At déjeuner Septimus Rainer told them that now he was in Europe he proposed to stay in Europe, and enjoy a little of his daughter's society. He could carry on all of his business he wanted to by cablegram and letter. One thing, however, he must have, and that was clothes, for in his haste he had come away with a gripsack and nothing more. Sir Tancred suggested that Tinker, who knew his Nice, should take him over there, and put him in the hands of the right tailor, hatter, hosier, and bootmaker; and Septimus Rainer accepted the offer gratefully.

Accordingly the two of them caught a train early in the afternoon, and went to Nice. Septimus Rainer had supposed the getting of clothes to be a simple and tiresome affair of a few minutes; you went to a tailor and said, "Make me suits of clothes," or to a bootmaker and said, "Make me pairs of boots." He was vastly mistaken. He found himself embarked upon a serious business.

He awoke to the seriousness of it in the train, when he found Tinker, who had taken his commission to heart, regarding him with a cold, calculating air, very disquieting. He endured it as long as he could, then he said cautiously, "You aren't measuring me for my coffin; are you, sonny?"

"Oh, no!" said Tinker with a reassuring smile of a seraphic sweetness. "I was only thinking how you ought to be dressed."
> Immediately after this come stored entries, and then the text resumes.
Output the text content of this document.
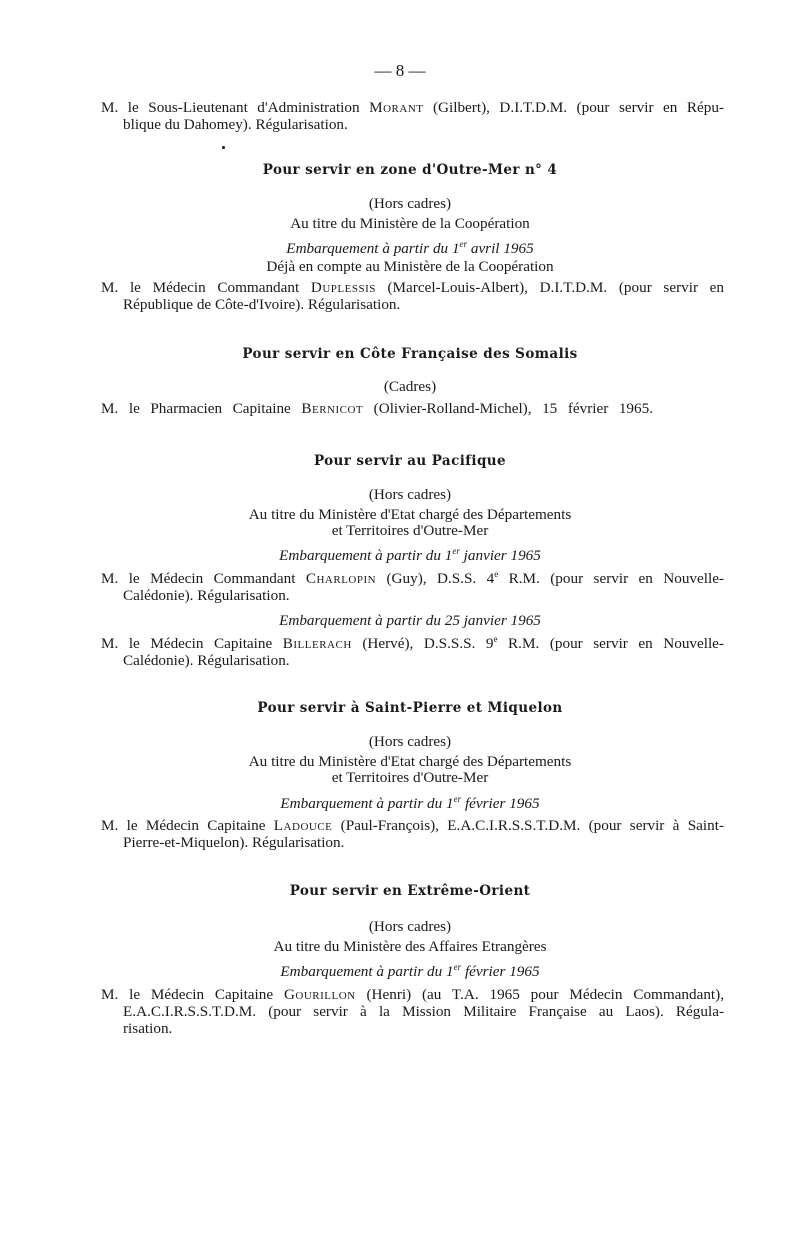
— 8 —
M. le Sous-Lieutenant d'Administration Morant (Gilbert), D.I.T.D.M. (pour servir en Répu-
blique du Dahomey). Régularisation.
Pour servir en zone d'Outre-Mer n° 4
(Hors cadres)
Au titre du Ministère de la Coopération
Embarquement à partir du 1er avril 1965
Déjà en compte au Ministère de la Coopération
M. le Médecin Commandant Duplessis (Marcel-Louis-Albert), D.I.T.D.M. (pour servir en
République de Côte-d'Ivoire). Régularisation.
Pour servir en Côte Française des Somalis
(Cadres)
M. le Pharmacien Capitaine Bernicot (Olivier-Rolland-Michel), 15 février 1965.
Pour servir au Pacifique
(Hors cadres)
Au titre du Ministère d'Etat chargé des Départements
et Territoires d'Outre-Mer
Embarquement à partir du 1er janvier 1965
M. le Médecin Commandant Charlopin (Guy), D.S.S. 4e R.M. (pour servir en Nouvelle-
Calédonie). Régularisation.
Embarquement à partir du 25 janvier 1965
M. le Médecin Capitaine Billerach (Hervé), D.S.S.S. 9e R.M. (pour servir en Nouvelle-
Calédonie). Régularisation.
Pour servir à Saint-Pierre et Miquelon
(Hors cadres)
Au titre du Ministère d'Etat chargé des Départements
et Territoires d'Outre-Mer
Embarquement à partir du 1er février 1965
M. le Médecin Capitaine Ladouce (Paul-François), E.A.C.I.R.S.S.T.D.M. (pour servir à Saint-
Pierre-et-Miquelon). Régularisation.
Pour servir en Extrême-Orient
(Hors cadres)
Au titre du Ministère des Affaires Etrangères
Embarquement à partir du 1er février 1965
M. le Médecin Capitaine Gourillon (Henri) (au T.A. 1965 pour Médecin Commandant),
E.A.C.I.R.S.S.T.D.M. (pour servir à la Mission Militaire Française au Laos). Régula-
risation.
"Oh, anything will do for me," said Septimus Rainer carelessly.

"I'm afraid not; you see I'm responsible," said Tinker seriously. "And I was thinking that, getting your clothes here in Nice, I shall have to keep a very sharp eye on them, or they'll go dressing you like a French American—you know, an American who is dressed by a Paris tailor. And that wouldn't do at all."

"No: of course not," said Septimus Rainer quickly.

But it was not till they came to the tailor's that he realised the full seriousness of the business before them. At first he supposed that he was to have his say in the matter; but at the end of ten minutes, with a half-humorous abandonment, he put himself entirely in the hands of the conscientious Tinker, and indeed had he not done so, there is no saying that he might not have gone about the world parading a velvet collar on a grey frock coat. It was Tinker who decided, after weighty consideration, upon the colour and texture of the stuff of each suit, chose the very buttons for it, and forced upon the reluctant Niçois his ideas of the way each separate garment should be cut. Septimus Rainer was frankly bewildered at the end of half an hour; he was used, in the way of business, to carrying a multiplicity of details in his head, but these details it could not carry. When he found that Tinker had them at his finger ends, he was filled with admiration and respect.

From the tailor's they went to the hatter's; and there Septimus Rainer found himself trying on hats by the score. But, strangely enough, he did not grow weary: Tinker's absorbed interest in his task was catching to the point that at the hosier's the millionaire found himself discussing the shade of his socks with real enthusiasm.

When they came out of the last shop Tinker said, with the deep breath of one relieved of a heavy responsibility, "There—I think you'll look all right—as far as a French tailor can do it."